In IE in Windows XP SP2 they write:
We give users more control over their browsing experience in a few ways. First, we block most things from coming up without some user action; for instance, pages can no longer automatically start a download unless the user clicks a link or accepts the download via our new Information Bar UI. We also came up with a very original idea – popup blocking. J Sites can now no longer open windows except when the user clicks a link or button to initiate it. Similarly, sites cannot change your home page without a user click as well.
There are a whole lot of other changes around reliability, Group Policy support, and a myriad of others, but those are the big themes for our work in Windows XP SP2. IE in XP SP2 stops all currently known critical exploits, so it's a heck of a lot more secure than pretty much any other browser. We're really excited about it, and hope you will be too.
I would like to thank pastapappie.NET for sharing this.
Hehe. As if popup blocking is a new idea, and that Internet Explorer ever can be more secure than either Opera or Mozilla. Bull. Shit.
Btw, right after "...original idea – popup blocking." there was a smiley. :) It was a joke.

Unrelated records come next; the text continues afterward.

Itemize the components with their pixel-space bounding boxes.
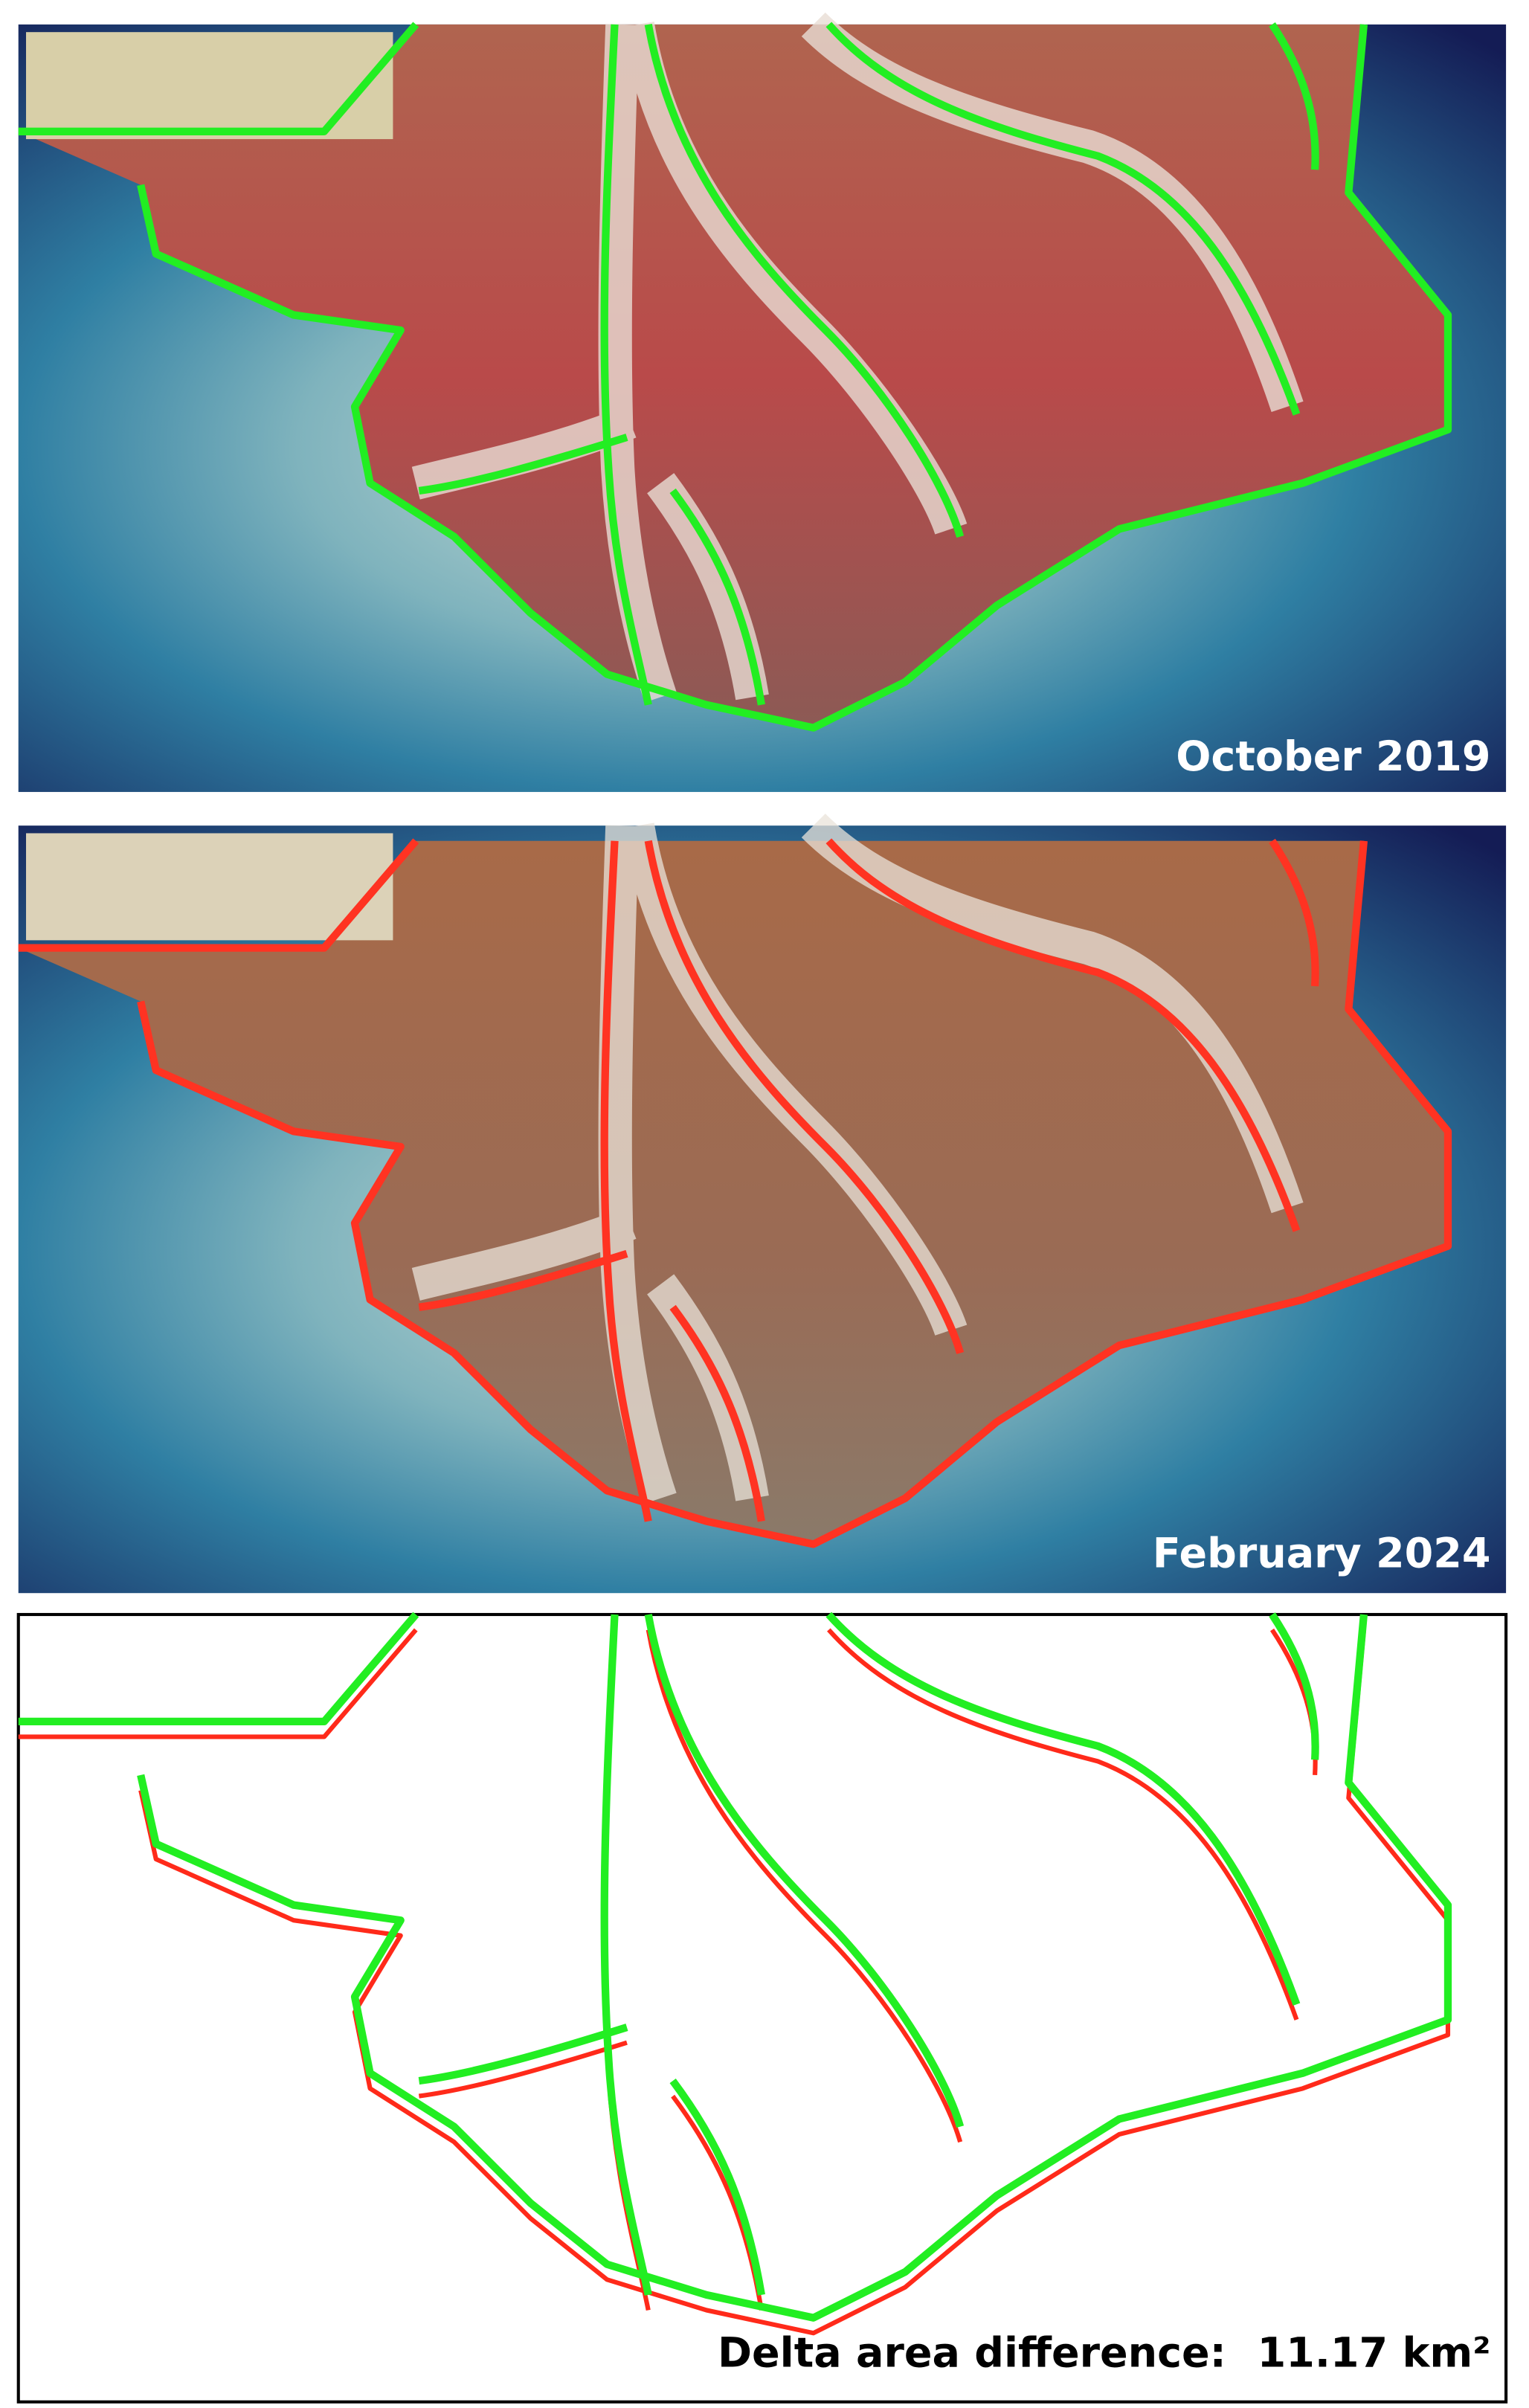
- difference-value: 11.17 km²: [1258, 2328, 1491, 2377]
- panel-october-2019: October 2019: [19, 25, 1507, 792]
- panel-date: February 2024: [1153, 1529, 1491, 1577]
- panel-february-2024: February 2024: [19, 825, 1507, 1594]
- panel-difference: Delta area difference: 11.17 km²: [19, 1615, 1508, 2404]
- panel-date: October 2019: [1176, 733, 1490, 781]
- difference-label: Delta area difference:: [718, 2328, 1226, 2377]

We also came up with a very original idea – popup blocking
I think's thats a joke, at least I hope it is :D
As it appears, you have to browse with Internet Explorer, since that is the only browser that supports the font 'Wingdings' in such a way that the character 'J' becomes a smiley. (There was something wrong with this if I read the relevant bugs in bugzilla correctly, otherwise other browsers would have implemented it the same way.)
Oh, and it looks like some people just mentioned their browser of choice...
A long-standing irritation of mine: smileys in Outlook appear as the letter 'J' in Mozilla Mail/Thunderbird because of this behavior in Mozilla.
You wouldn't think this is that big a deal, but I can't tell you how many times I got angry at someone when it wasn't clear they were being sarcastic because I didn't see the smiley.
Just to clarify, I'm not saying that Mozilla is wrong. dbaron has explained about a million times why he's right and everyone else is just being backward compatible. But one could raise the argument that this is one situation where being compatible is better than being "right". (I'd certainly get into fewer email fights this way.)
He's right. Microsoft should use Unicode.
He's right. The letter 'J' is the letter 'J'. No amount of styling should change the fact that it is a letter 'J'.
Supplying the wrong character, depending on a certain font being on a client, and depending on that font being used to render your character with the wrong glyph to hide the fact that you used the wrong character in the first place is simply broken, brain-dead behaviour.
Similarly, sites cannot change your home page without a user click as well.
Seems a bit odd to be as well, should they instead Similarly, sites can no longer change your home page at all. It must be user initiated.
??
Since M$FT is claiming they invented popup blocking and since my browser, Juice has had it for a year and a half, maybe I can sue for $500 million.
Randy, that is probably an option for people who live in the United States :-) (Heavily biased, I know.)
I suspect next they'll say tabbed browsing was a Micro$oft idea which Opera borrowed from them.
Incidently an appropriately configured IE will also show that smiley as a Letter J (it does in mine!) - it's another example of the disappointing Blog software being used, IE copes with unicode smileys just fine.
As to the security fact, if there are no known exploits against IE6+Win XP SP2 then it is more secure than pretty much any other browser, as there are known exploits against those. Of course even if that statement is true today, I doubt it will be next week.
Example: ☺. (Hexadecimal character reference would be: ☺
.)
The comment about popup blocking being an original idea was a joke. The author was just trying to wind people up.
Of course, I still wouldn't touch it with a bargepole...
Incidentally, the J shows as a smiley in my standard installation of Firefox 0.9.3 on Linux (OK, I've got a load of MS fonts on there, but doesn't everybody?).
Anne, awesome, maybe I should move there. I could be rich :)
all currently known critical exploits
- I guess critical
is highly subjective; whatever couldn't be fixed in time isn't marked critical (anymore)... Besides, even if that isn't the case IE can have dozens non-critical security flaws more waiting to be fixed, than any other browser out there.
The smiley shows up as a J in Safari as well, so I had no idea he was joking either.
Well, what more can you expect from supporters of The War on Web Standards ;) ?
Incidentally, I was inspired to look around for a "workaround" (notice quotes) to this rendering issue in Mozilla/Firefox. I discovered one in one of the related bugzilla issues. If you're like me and get annoyed by this, and don't expect all your Outlook-using friends to start typing in a Unicode string, I found no adverse side effects to applying this hack.
By adding a line to fontEncoding.properties, you can tell Mozilla to treat certain fonts (like wingdings or webdings) as Symbol Fonts, and thus use the backward compatible map-by-ASCII method of displaying a glyph.
The exact lines I added were :
encoding.wingdings.ttf = windows-1252 encoding.webdings.ttf = windows-1252
After that, the 'J' would show up as a smiley in my emails.